Yun looked at him directly. "You're wrong. What you saw was only the surface."
Suddenly, the clouds above them shifted, forming words in the sky.
[Truth]
The meaning settled like a weight across Obito's shoulders.
"…Truth?"
He looked back at the memorial.
Could there really have been another layer to that day?
Yun took a step forward. "One chip. That's all it takes. I'll give you the name of the one who orchestrated the entire scenario. Not Kirigakure. Not just chance. A deliberate manipulation."
But Obito didn't flinch. He let out a short laugh.
"I don't need your trade. I'll find the truth myself."
Yun's brow furrowed slightly. That... wasn't in the script.
This whole setting—the memorial, the image of Rin, the emotional anchor—was designed to provoke a transaction. But Obito was more composed than expected.
More dangerous.
"Years have passed since the Battle of Kannabi Bridge." Yun said slowly. "If you could uncover the truth, you would have done so already. Instead, you manipulated Yagura and turned Kirigakure into a slaughterhouse. That doesn't sound like patience. It sounds like desperation."
Obito smiled faintly beneath the mask. "You think I've been blind? You're wrong."
He touched his left eye—still hidden behind the mask.
"For reasons I don't need to explain, I've recently gained clarity. The kind you can't provide. But you did give me something today… a point. And from that point, I will draw the entire picture."

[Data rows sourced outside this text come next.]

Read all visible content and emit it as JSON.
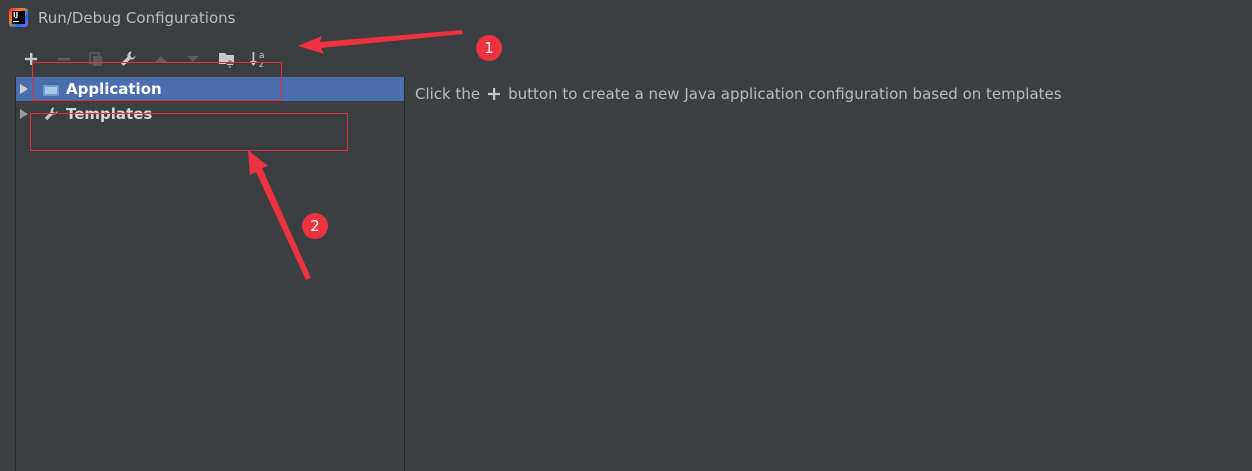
{
  "window": {
    "title": "Run/Debug Configurations",
    "app_icon_text": "IJ"
  },
  "toolbar": {
    "buttons": [
      {
        "name": "add",
        "icon": "plus-icon",
        "enabled": true
      },
      {
        "name": "remove",
        "icon": "minus-icon",
        "enabled": false
      },
      {
        "name": "copy",
        "icon": "copy-icon",
        "enabled": false
      },
      {
        "name": "edit-templates",
        "icon": "wrench-icon",
        "enabled": true
      },
      {
        "name": "move-up",
        "icon": "arrow-up-icon",
        "enabled": false
      },
      {
        "name": "move-down",
        "icon": "arrow-down-icon",
        "enabled": false
      },
      {
        "name": "new-folder",
        "icon": "folder-add-icon",
        "enabled": true
      },
      {
        "name": "sort",
        "icon": "sort-alpha-icon",
        "enabled": true
      }
    ],
    "sort_label_top": "a",
    "sort_label_bottom": "z"
  },
  "tree": {
    "items": [
      {
        "label": "Application",
        "icon": "application-icon",
        "selected": true,
        "collapsed": true
      },
      {
        "label": "Templates",
        "icon": "wrench-icon",
        "selected": false,
        "collapsed": true
      }
    ]
  },
  "main": {
    "hint_before": "Click the",
    "hint_after": "button to create a new Java application configuration based on templates"
  },
  "annotations": {
    "badge1": "1",
    "badge2": "2",
    "color": "#ee3340"
  },
  "colors": {
    "background": "#3c3f41",
    "selection": "#4b6eaf",
    "text": "#bbbbbb"
  }
}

Yun's heart tightened slightly.
That wasn't just rhetoric.
It was a warning.
Whatever this ability was, it hadn't existed before. Yun had never encountered it in his predictions or simulations. And if it was tied to the left eye…
Something had changed.
"Then let me ask you one thing." Yun said quietly. "About the Project Tsuki no Me of yours. Are you sure you understand its purpose? Do you truly believe in it? Or are you just following the pain?"
Obito remained silent.
Yun added, almost as a whisper, "You… can't even commit suicide, can you?"
Obito flinched.
Just a little.
But it was enough.
In this space, even silence revealed the truth.